Reflexões sobre o Conto II
O que é um conto do século XX?: É um conto em que a história 2 (a
secreta) já não está embutida invisível na história 1, já não é um
enigma que se revelará no final para arredondar a coisa bonitinho. O que
faz o escritor moderno?
*James Joyce [link] * narra a
história da viagem arrastada, sem esperança, tanto que quando chega a
história do suicídio você já nem liga que o cara está suicidando.
Destruição total do efeito catártico.
*Hemingway [link] * simplesmente não te
conta que o cara suicidou. Dá alguma pista, mas no mais conta o conto da
viagem. Em detalhes secos, onde tudo é um puro acontecer sem significar.
Você termina o relato com cara de “Que Porra é Essa?” porque não você
não entendeu que o cara suicidou.
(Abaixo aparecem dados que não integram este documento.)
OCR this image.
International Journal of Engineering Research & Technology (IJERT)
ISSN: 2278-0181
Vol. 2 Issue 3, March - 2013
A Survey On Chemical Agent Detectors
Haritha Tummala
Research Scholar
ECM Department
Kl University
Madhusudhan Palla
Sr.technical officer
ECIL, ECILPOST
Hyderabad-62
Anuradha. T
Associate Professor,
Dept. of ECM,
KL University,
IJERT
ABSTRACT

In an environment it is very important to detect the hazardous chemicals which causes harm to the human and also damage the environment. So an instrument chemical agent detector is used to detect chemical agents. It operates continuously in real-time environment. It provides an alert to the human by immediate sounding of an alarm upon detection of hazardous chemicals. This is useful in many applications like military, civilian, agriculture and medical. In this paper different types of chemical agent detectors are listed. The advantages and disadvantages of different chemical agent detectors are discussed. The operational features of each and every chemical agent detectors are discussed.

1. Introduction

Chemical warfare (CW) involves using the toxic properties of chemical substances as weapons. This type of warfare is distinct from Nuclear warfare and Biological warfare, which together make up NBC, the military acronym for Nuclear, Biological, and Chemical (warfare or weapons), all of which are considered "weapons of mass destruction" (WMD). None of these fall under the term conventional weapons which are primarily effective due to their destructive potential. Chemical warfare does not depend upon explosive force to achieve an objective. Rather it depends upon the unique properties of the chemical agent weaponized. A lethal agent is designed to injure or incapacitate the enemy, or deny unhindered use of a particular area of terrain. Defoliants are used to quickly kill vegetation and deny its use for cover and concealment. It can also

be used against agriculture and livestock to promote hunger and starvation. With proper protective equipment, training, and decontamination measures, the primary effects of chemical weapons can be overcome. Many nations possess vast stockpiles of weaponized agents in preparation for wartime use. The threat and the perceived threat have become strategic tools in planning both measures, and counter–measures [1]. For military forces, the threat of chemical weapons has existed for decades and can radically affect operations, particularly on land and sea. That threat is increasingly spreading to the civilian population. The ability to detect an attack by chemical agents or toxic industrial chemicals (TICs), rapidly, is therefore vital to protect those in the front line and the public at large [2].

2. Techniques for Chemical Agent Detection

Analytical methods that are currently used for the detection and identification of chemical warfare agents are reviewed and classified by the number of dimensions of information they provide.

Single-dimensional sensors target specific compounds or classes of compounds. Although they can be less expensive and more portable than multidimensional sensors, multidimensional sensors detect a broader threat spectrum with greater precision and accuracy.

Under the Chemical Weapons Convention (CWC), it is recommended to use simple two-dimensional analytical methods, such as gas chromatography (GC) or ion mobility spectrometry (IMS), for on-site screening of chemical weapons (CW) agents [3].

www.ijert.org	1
É como se não tivesse acontecido nada.
*Kafka [link] * é o mais
incrível, ele inverte a história 1 com a 2. Conta a história da morte
como se fosse o mais banal, como se fosse a descascada de uma laranja. O
horror é totalmente transferido para a história 1 – a partida para o
hotel –narrada de forma terrorífica e ameaçadora.
*Jorge Luis Borges [link] *
conta a história 1 como se ela já tivesse sido contada mil vezes. Tudo é
tirado, parodiado de algum lugar. Até que no final o sujeito encontra no
suicídio uma verdade não revelada pelos livros que tinha lido.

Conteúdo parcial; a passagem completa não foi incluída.